America's first international airline will take to the skies again in November, when Pan American Airways begins flying out of its Texas hub. But the brand's glamour days are behind it: The new Pan American will start out carrying cargo, not passengers.

The new airline — the fifth attempt to re-establish Pan-Am since it went bankrupt in 1991 — will operate out of Brownsville South Padre Island International Airport, near Texas' Mexican border.

On its website, company president Robert Hedrick says the new Pan-Am will launch its inaugural flight — to Monterrey, Mexico — after a rededication ceremony on Nov. 12.

As reported by Robert J. Hawkins at Sign On San Diego, the company says it will use the same building that was the Latin American headquarters for the original Pan-Am.

Brought back to life in a deal with shipping firm World-Wide Consolidated Logistics, Inc., the new Pan-Am hopes to begin passenger service in 2012 to cities throughout Latin America.

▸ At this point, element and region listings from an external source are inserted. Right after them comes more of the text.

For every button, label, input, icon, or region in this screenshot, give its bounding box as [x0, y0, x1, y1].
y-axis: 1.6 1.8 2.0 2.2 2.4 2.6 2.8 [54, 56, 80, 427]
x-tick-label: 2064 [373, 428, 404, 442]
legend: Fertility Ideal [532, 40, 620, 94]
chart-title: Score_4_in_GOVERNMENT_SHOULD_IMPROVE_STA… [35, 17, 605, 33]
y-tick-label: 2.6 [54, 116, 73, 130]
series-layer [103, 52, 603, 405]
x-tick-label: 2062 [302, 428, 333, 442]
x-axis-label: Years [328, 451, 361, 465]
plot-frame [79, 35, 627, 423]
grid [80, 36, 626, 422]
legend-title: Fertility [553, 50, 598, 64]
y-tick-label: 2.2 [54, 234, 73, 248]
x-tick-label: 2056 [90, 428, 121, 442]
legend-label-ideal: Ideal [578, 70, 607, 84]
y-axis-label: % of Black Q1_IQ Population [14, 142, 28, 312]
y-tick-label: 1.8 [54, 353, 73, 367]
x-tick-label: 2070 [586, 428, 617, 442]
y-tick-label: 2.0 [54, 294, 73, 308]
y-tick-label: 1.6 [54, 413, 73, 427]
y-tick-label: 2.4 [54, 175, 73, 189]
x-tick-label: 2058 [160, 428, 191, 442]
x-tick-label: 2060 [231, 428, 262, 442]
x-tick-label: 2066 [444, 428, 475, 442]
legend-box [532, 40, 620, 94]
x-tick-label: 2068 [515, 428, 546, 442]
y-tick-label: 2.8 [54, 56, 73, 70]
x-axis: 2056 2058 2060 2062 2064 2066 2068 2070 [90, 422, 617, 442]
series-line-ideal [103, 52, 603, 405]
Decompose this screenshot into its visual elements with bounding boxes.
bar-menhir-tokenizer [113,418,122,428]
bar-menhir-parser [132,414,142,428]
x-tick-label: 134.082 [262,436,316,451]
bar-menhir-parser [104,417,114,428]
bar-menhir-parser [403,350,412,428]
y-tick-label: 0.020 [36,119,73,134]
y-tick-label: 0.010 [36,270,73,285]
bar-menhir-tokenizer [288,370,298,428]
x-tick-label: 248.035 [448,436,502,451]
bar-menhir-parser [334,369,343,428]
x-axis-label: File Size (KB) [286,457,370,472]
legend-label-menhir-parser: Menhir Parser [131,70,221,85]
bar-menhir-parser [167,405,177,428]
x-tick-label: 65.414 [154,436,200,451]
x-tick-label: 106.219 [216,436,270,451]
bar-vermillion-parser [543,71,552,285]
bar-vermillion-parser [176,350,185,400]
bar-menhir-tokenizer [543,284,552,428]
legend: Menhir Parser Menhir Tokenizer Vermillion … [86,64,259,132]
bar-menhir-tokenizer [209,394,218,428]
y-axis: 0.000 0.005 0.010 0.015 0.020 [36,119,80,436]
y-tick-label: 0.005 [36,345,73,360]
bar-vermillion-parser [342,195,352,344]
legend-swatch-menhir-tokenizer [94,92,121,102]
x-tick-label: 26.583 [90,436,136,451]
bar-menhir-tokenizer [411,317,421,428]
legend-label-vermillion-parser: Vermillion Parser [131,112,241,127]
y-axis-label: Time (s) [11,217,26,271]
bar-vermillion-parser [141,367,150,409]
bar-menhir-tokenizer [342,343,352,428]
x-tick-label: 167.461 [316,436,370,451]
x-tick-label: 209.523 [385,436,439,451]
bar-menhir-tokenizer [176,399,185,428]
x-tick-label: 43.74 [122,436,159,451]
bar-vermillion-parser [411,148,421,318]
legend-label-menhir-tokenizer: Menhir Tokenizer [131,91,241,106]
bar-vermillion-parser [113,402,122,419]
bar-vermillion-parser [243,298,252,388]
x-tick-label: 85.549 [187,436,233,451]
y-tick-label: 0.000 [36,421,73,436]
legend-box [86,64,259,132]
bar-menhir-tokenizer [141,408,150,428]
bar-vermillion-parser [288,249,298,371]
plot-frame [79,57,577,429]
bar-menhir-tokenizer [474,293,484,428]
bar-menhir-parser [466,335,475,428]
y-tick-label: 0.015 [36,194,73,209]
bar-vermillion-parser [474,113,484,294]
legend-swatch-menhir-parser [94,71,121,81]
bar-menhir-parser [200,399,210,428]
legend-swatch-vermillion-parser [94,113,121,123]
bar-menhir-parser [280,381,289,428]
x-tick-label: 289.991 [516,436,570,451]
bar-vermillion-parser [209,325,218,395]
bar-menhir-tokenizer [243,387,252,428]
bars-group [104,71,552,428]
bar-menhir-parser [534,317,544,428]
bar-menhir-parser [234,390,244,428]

And it has another ambitious plan: to someday provide service to Africa, via a southern route.

The airline may have trouble establishing itself, as its website was a bit hard to find. For now at least, the top Pan-Am website in search results is an archival one, celebrating the airline's glory days after its birth in 1927. One thing that site's got going for it: some cool images of old Pan-Am planes.